Abstract
Introduction
Dysfunction of the upper esophageal sphincter (UES) is associated with swallow dysfunction and globus pharyngeus. Although volitional augmentation of the UES has been previously documented, the ability of individuals to control UES pressure with high‐resolution manometry (HRM) driven biofeedback has not been assessed.
Purpose
To evaluate the ability of patient driven HRM biofeedback to control UES basal pressure.
Methods
HRM data was collected from 10 patients undergoing esophageal manometry. Participants were trained on real‐time HRM‐driven biofeedback to both elevate and reduce UES pressure. Measures of baseline UES minimum, mean and maximum pressures (mmHg) were compared to biofeedback‐driven volitional increases and decreases in UES pressures. Pre‐ and post‐biofeedback data were compared with paired sample T‐tests.
Results
The mean age (± standard deviation) of the cohort was 68 (±12.7) years. Sixty percent (6/10) were female. The mean UES baseline pressure increased from 30.1 (±15.3) mmHg to 44.8 (±25.03) mmHg (P = .02) with biofeedback‐driven UES augmentation (P < .05). Maximum UES pressures were also increased from 63.84 (±24.1) mmHg to 152.4 (±123.7) (P = .04). Although some individuals were able to successfully decrease basal UES tone with the HRM biofeedback, no statistically significant group differences were observed (P > .05).
Conclusion
Volitional control of UES pressure is possible with HRM‐driven biofeedback. Patients vary in their ability to intentionally control UES pressure and some may require further training aimed at lowering UES pressure with HRM‐guided biofeedback. These data may have significant implications for the future treatment of UES disorders and warrant further investigation.
Level of Evidence
4
Keywords: Upper esophageal sphincter, high‐resolution manometry, globus, biofeedback, cricopharyngeal dysfunction, dysphagia
INTRODUCTION
The upper esophageal sphincter (UES) is a 2.5 to 4.5 cm high‐pressure zone located between the pharynx and esophagus. It can be identified on high‐resolution manometry (HRM) as a high pressure band corresponding to the area of the pharyngo‐esophageal segment (Fig. 1). Resting pressure of the UES is highly variable and ranges from 35 to 200 mmHg.1, 2 Baseline pressure drops to near atmospheric during swallow, when it allows bolus to pass into the esophagus. Resting pressure has been shown to decrease during sleep3, 4 and increase during acute stress, when supine,5, 6 and following esophageal acid exposure.7, 8
Figure 1.

Upper esophageal sphincter (UES) resting pressure displayed on high‐resolution manometry (HRM) pressure topography. Pressure changes which are represented as color changes in the UES high pressure band can provide real‐time visual feedback.

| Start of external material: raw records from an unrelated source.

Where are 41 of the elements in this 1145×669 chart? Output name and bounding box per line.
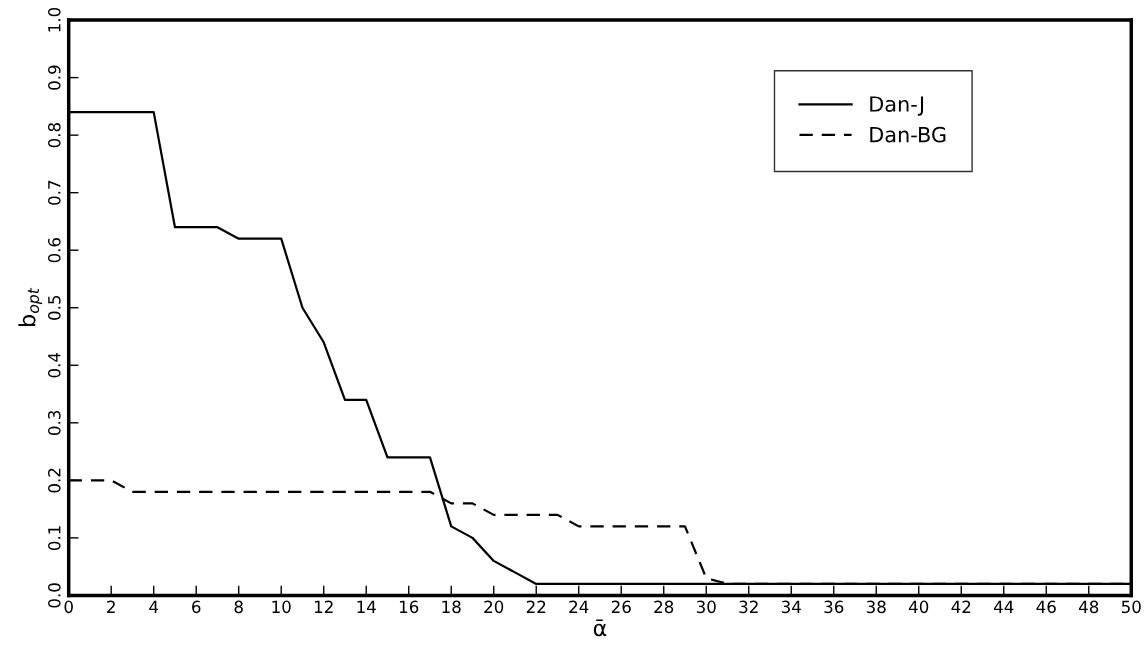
x-tick-label: 10: [272, 600, 291, 614]
y-tick-label: 0.6: [48, 238, 61, 263]
x-tick-label: 18: [442, 600, 461, 614]
y-tick-label: 0.0: [48, 583, 61, 608]
y-tick-label: 0.5: [48, 295, 61, 320]
x-tick-label: 22: [526, 600, 546, 613]
x-tick-label: 42: [951, 600, 971, 613]
legend-label: Dan-BG: [870, 126, 946, 143]
x-tick-label: 40: [908, 600, 929, 614]
y-tick-label: 0.2: [48, 468, 61, 493]
x-tick-label: 12: [314, 600, 333, 613]
x-axis-title: ᾱ: [593, 619, 607, 637]
x-tick-label: 44: [993, 600, 1014, 613]
y-tick-label: 0.1: [48, 526, 61, 551]
x-tick-label: 26: [611, 600, 631, 614]
x-tick-label: 4: [149, 600, 159, 613]
x-tick-label: 20: [484, 600, 504, 614]
x-tick-label: 16: [399, 600, 419, 614]
x-tick-label: 36: [824, 600, 844, 614]
x-tick-label: 8: [234, 600, 243, 614]
y-tick-label: 1.0: [48, 7, 61, 32]
x-tick-label: 6: [192, 600, 201, 614]
x-tick-label: 2: [107, 600, 115, 613]
x-tick-label: 14: [357, 600, 376, 613]
x-tick-label: 38: [866, 600, 886, 614]
x-tick-label: 46: [1036, 600, 1056, 614]
x-tick-label: 0: [64, 600, 73, 614]
y-axis-title: b$_{opt}$: [18, 287, 43, 326]
legend-label: Dan-J: [870, 96, 924, 116]
y-tick-label: 0.3: [48, 410, 61, 435]
x-tick-label: 28: [654, 600, 674, 614]
x-tick-label: 32: [739, 600, 758, 614]
x-tick-label: 24: [569, 600, 589, 613]
x-tick-label: 48: [1078, 600, 1099, 614]
y-tick-label: 0.4: [48, 352, 61, 378]
x-tick-label: 34: [781, 600, 801, 614]
y-tick-label: 0.7: [48, 180, 61, 205]
x-tick-label: 50: [1121, 600, 1141, 614]
y-tick-label: 0.9: [48, 65, 61, 90]
y-tick-label: 0.8: [48, 123, 61, 148]
x-tick-label: 30: [696, 600, 716, 614]
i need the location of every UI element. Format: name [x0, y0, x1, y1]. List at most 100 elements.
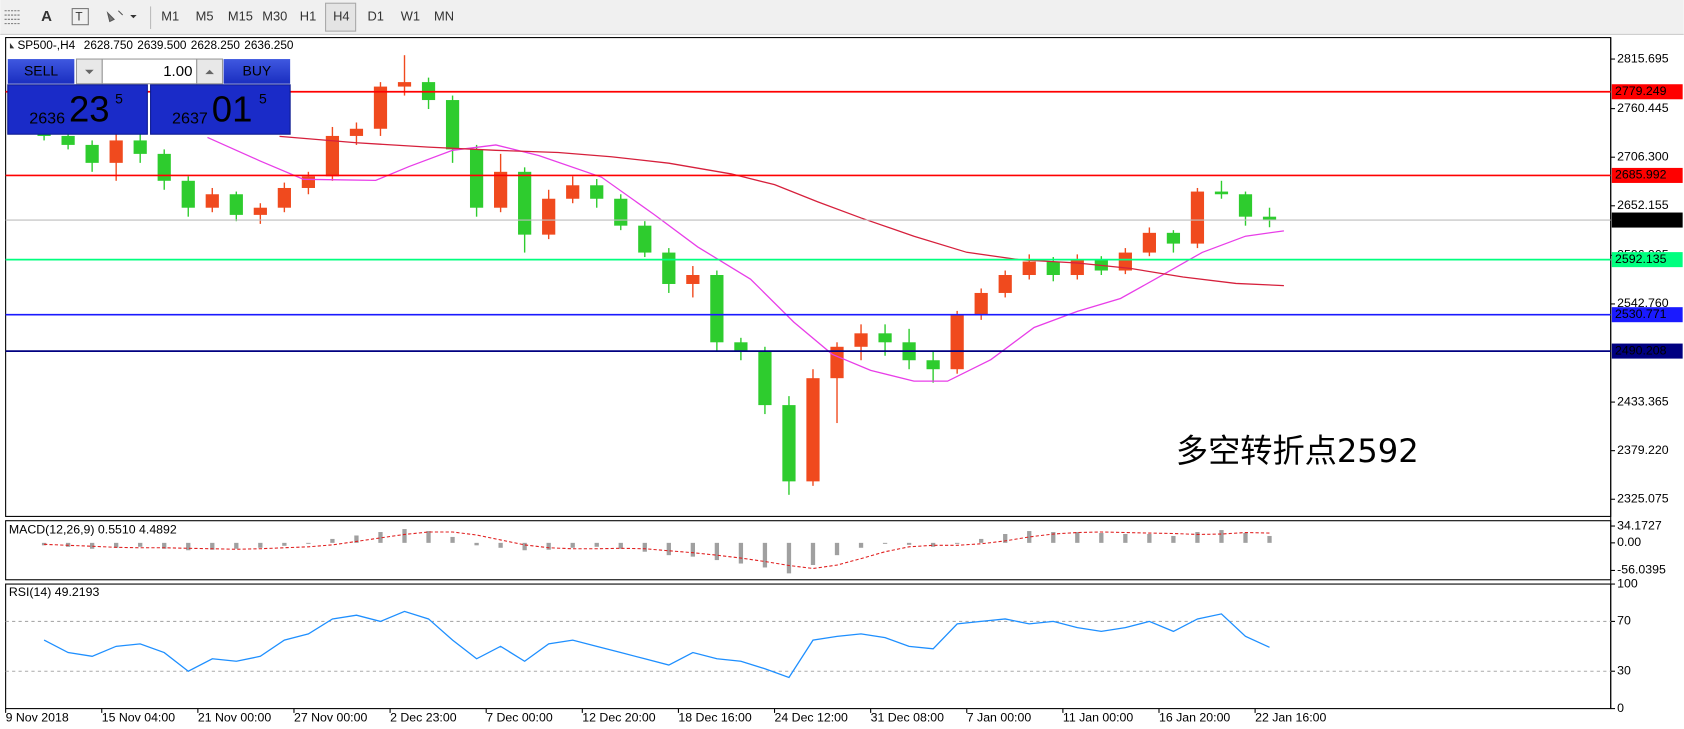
macd-bar [786, 542, 792, 574]
x-tick-label: 27 Nov 00:00 [294, 711, 367, 725]
macd-bar [210, 542, 215, 550]
tool-lines-icon[interactable] [4, 10, 20, 25]
drawing-tools[interactable]: A T [4, 6, 152, 29]
open-price: 2628.750 [84, 38, 134, 52]
tool-label-icon[interactable] [71, 8, 89, 26]
candle-body [926, 360, 940, 370]
x-tick-label: 21 Nov 00:00 [198, 711, 271, 725]
candle-body [494, 171, 508, 208]
price-level-tag [1611, 252, 1683, 268]
macd-bar [1147, 534, 1152, 543]
macd-bar [1267, 535, 1272, 543]
candle-body [734, 342, 748, 352]
macd-bar [474, 542, 479, 546]
macd-bar [882, 542, 888, 544]
timeframe-button[interactable]: W1 [401, 9, 420, 24]
candle-body [518, 171, 532, 235]
tool-arrows-icon[interactable] [106, 10, 124, 23]
macd-bar [1051, 532, 1056, 543]
moving-average [279, 135, 1284, 287]
candle-body [758, 351, 772, 406]
macd-bar [138, 542, 143, 547]
candle-body [614, 198, 628, 226]
candle-body [205, 194, 219, 208]
symbol: SP500-,H4 [17, 38, 75, 52]
candle-body [1118, 252, 1132, 271]
macd-bar [498, 542, 503, 548]
timeframe-button[interactable]: M1 [161, 9, 179, 24]
up-arrow[interactable] [205, 69, 214, 75]
candle-body [878, 333, 892, 343]
sell-label[interactable]: SELL [24, 63, 58, 79]
candle-body [638, 225, 652, 253]
macd-bar [714, 542, 720, 561]
dropdown-arrow[interactable] [130, 15, 137, 19]
lot-value[interactable]: 1.00 [163, 63, 192, 80]
macd-bar [378, 532, 383, 543]
price-level-tag [1611, 212, 1683, 228]
moving-average [207, 136, 1284, 382]
macd-bar [282, 542, 287, 546]
x-tick-label: 7 Dec 00:00 [486, 711, 553, 725]
ask-big: 2637 [172, 109, 208, 127]
ask-small: 5 [259, 91, 267, 107]
macd-bar [690, 542, 695, 557]
candle-body [469, 149, 484, 208]
candle-body [1262, 216, 1277, 221]
timeframe-button[interactable]: M15 [228, 9, 253, 24]
tool-text-icon[interactable]: A [41, 8, 52, 25]
macd-bar [810, 542, 816, 566]
tool-label-glyph: T [75, 9, 82, 23]
y-tick-label: 2379.220 [1617, 443, 1669, 457]
ask-price-box[interactable] [150, 84, 291, 135]
annotation: 多空转折点2592 [1176, 432, 1419, 470]
candle-body [710, 275, 724, 343]
timeframe-button[interactable]: H4 [333, 9, 349, 24]
x-tick-label: 22 Jan 16:00 [1255, 711, 1326, 725]
candle-body [806, 378, 820, 482]
timeframe-button[interactable]: MN [434, 9, 454, 24]
macd-bar [979, 538, 984, 543]
sell-button[interactable] [7, 59, 75, 84]
candle-body [1214, 191, 1229, 195]
macd-bar [666, 542, 671, 556]
bid-price-box[interactable] [7, 84, 148, 135]
active-timeframe-box[interactable] [325, 2, 357, 32]
macd-bar [426, 531, 431, 543]
lot-input[interactable] [101, 58, 198, 85]
macd-bar [858, 542, 864, 548]
timeframe-button[interactable]: M5 [196, 9, 214, 24]
macd-bar [354, 535, 359, 543]
macd-bar [1003, 534, 1008, 543]
price-level-label: 2779.249 [1615, 84, 1667, 98]
down-arrow[interactable] [85, 69, 94, 75]
timeframe-button[interactable]: H1 [300, 9, 316, 24]
macd-bar [546, 542, 551, 550]
candle-body [445, 100, 460, 150]
macd-bar [1219, 530, 1224, 543]
candle-body [349, 128, 364, 136]
candle-body [1190, 191, 1205, 244]
macd-bar [1099, 533, 1104, 543]
y-tick-label: 2706.300 [1617, 149, 1669, 163]
bid-big: 2636 [29, 109, 65, 127]
candle-body [1070, 259, 1084, 276]
macd-bar [522, 542, 527, 551]
timeframe-button[interactable]: M30 [262, 9, 287, 24]
candle-body [325, 135, 340, 177]
candle-body [1166, 232, 1181, 244]
macd-bar [955, 542, 960, 544]
low-price: 2628.250 [191, 38, 241, 52]
timeframe-button[interactable]: D1 [367, 9, 383, 24]
buy-button[interactable] [223, 59, 291, 84]
macd-bar [642, 542, 647, 552]
macd-bar [1195, 532, 1200, 543]
buy-label[interactable]: BUY [243, 63, 272, 79]
macd-bar [450, 536, 455, 543]
x-tick-label: 24 Dec 12:00 [775, 711, 848, 725]
candle-body [854, 333, 868, 347]
macd-bar [89, 542, 95, 549]
candle-body [974, 292, 988, 316]
symbol-icon [9, 42, 15, 49]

Abnormal UES resting pressure has been associated with symptoms of globus pharyngeus.6, 9, 10, 11 Globus pharyngeus is a functional esophageal disorder characterized by a sensation of a lump, retained food bolus, or tightness in the throat. Globus symptoms are common, experienced by nearly one‐half of healthy adults in the United States during some point in their lifetime.12 The clinical impact of this pervasive symptom is significant and globus complaints account for nearly 4% of general otolaryngology office visits annually.13 The etiology of globus sensation is unclear but may be multifactorial. It has been associated with visceral hypersensitivity,14 psychologic abnormalities,15 and reflux.16 Several studies have indicated hypertonicity of the UES as a possible cause of globus pharyngeus.6, 9, 10, 11
Considering the potential association of globus with abnormal UES pressure, some persons with globus symptoms may benefit from modulation of UES resting pressures. Modifying UES pressures volitionally can be challenging, since UES tone is generally not under voluntary control. Previous research studies have aimed to modulate UES tone and opening using swallowing strategies, such as the Mendelsohn maneuver or the tongue hold, yet these studies have focused on modifying the relaxation or opening of the sphincter specifically during swallowing.17, 18, 19 We proposed to use HRM as a biofeedback tool for influencing the resting pressure of the upper esophageal sphincter. The advantage of HRM is that the upper esophageal sphincter can easily be identified on pressure topography and changes in pressure are readily apparent on the screen as changes in color. Thus, HRM can provide visual cues to the patient to afford real time biofeedback (Fig. 1). Although HRM has shown promise as a biofeedback tool for improving pharyngeal contractility,20 no study has evaluated the ability of HRM biofeedback to modify UES pressure. The purpose of this investigation was to evaluate the ability of patient driven HRM biofeedback to control UES basal pressure. Such control may hold therapeutic potential for patients with UES pressure abnormalities, such as patients with globus pharyngeus, cricopharyngeal spasm, or dysphagia.
METHODOLOGY
This study was approved by the Institutional Review Board at the University of California, Davis. Patients undergoing HRM for evaluation of dysphagia, globus, chronic cough, and gastroesophageal reflux were included in the study. Patients with a history of a severely obstructing cricopharyngeal bar, head and neck cancer, or lidocaine allergy were excluded.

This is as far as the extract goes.